DHAKA, Bangladesh — The government of Bangladesh, on Aug.10, started their campaign, which saw vaccination of the Rohingya refugees living in the camps in the country’s Cox’s Bazar areas. This was done as a part of the mass vaccination process taken up by the government.
Around 48,000 Rohingyas, aged 55 and above, registered with the United Nations High Commissioner for Refugees are supposed to get vaccinated within three days, said Mahbubur Rahman, Civil Surgeon from Cox’s Bazar.
“Community health workers are distributing special Covid-19 vaccination cards among the eligible refugees since the Rohingyas are not Bangladeshi citizens,” he said.
Refugee Relief and Repatriation Commissioner Shah Rezwan Hayat also informed that the vaccination deadline would be extended if the desired number of refugees are not vaccinated by Aug. 12.
The Rohingya people are a stateless Indo-Aryan ethnic group who predominantly follow Islam and reside in the Rakhine State of Myanmar.
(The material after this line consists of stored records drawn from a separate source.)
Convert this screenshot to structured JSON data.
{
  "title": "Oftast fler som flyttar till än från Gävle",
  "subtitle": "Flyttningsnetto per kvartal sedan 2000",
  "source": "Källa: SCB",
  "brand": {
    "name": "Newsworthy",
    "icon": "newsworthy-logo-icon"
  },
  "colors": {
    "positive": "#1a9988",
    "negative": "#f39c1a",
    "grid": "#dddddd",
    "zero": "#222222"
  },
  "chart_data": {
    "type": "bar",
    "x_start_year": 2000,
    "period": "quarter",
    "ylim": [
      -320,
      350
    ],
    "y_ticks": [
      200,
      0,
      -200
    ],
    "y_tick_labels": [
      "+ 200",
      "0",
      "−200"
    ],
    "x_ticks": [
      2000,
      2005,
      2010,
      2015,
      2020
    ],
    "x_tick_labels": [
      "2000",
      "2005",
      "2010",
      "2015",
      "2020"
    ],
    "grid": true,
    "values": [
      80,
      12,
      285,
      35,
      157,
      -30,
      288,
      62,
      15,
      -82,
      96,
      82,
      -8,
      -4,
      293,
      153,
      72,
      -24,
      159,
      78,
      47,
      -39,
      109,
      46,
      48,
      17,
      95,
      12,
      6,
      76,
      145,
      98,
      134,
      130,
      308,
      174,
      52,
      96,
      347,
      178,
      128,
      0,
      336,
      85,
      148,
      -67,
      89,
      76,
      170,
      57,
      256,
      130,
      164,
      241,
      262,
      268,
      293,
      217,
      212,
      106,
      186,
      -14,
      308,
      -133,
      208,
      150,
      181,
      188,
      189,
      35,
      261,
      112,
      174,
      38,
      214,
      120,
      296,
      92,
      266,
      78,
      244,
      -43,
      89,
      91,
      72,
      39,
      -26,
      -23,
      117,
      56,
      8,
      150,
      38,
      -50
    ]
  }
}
Before the displacement crisis in 2017, when over 740,000 fled to Bangladesh, an estimated 1.4 million Rohingya lived in Myanmar.
The Sinopharm vaccine is being used to vaccinate these people, and the second dose will be given in September 2021. Sinopharm Covid-19 vaccine is one of two inactivated virus Covid-19 vaccines developed by Sinopharm’s Beijing Institute of Biological Products.
“Large multi-country Phase 3 trial has shown that 2 doses, administered at an interval of 21 days, have an efficacy of 79 percent against symptomatic SARS-CoV-2 infection 14 or more days after the second dose,” said a report from the World Health Organization. “Vaccine efficacy against hospitalization was 79 percent.”
Meanwhile, the government has not informed about the vaccination of refugees living in the Bhashan Char region of the country.
There has been a recent uptick in infections in the camps, with around 20,000 cases and 200 deaths recorded among refugees since the pandemic erupted in 2020.
Since Aug. 25, 2017, more than 7,00,000 Rohingya refugees from Myanmar have fled to Bangladesh. This Rohingya refugee crisis is among the largest, fastest movements of people in recent history. Flooding into Cox’s Bazar district in Bangladesh, the refugees joined more than 2,00,000 Rohingya who fled years before, a report from world vision informed.
“We are immensely worried by the uptick in Covid-19 cases,” said Abu Syem Shahin, Senior Health Coordinator, International Rescue Committee, before the vaccination drive was initiated.
“The virus does not discriminate a rise in infections in Cox’s Bazar will likely result in an outbreak amongst the Rohingya population, who remain in cramped living conditions and are at serious risk of infection. Bangladesh will only be protected when all those at risk are vaccinated.”
At present, about 880,000 stateless Rohingya refugees live in the world’s largest and most densely populated refugee camp, Kutupalong. Nearly half of the refugees are children, the report added.
Their plight intensified on March 22, 2021, after a massive fire swept through Cox’s Bazar, destroying more than 10,000 shelters, food distribution sites, and clean water and sanitation facilities.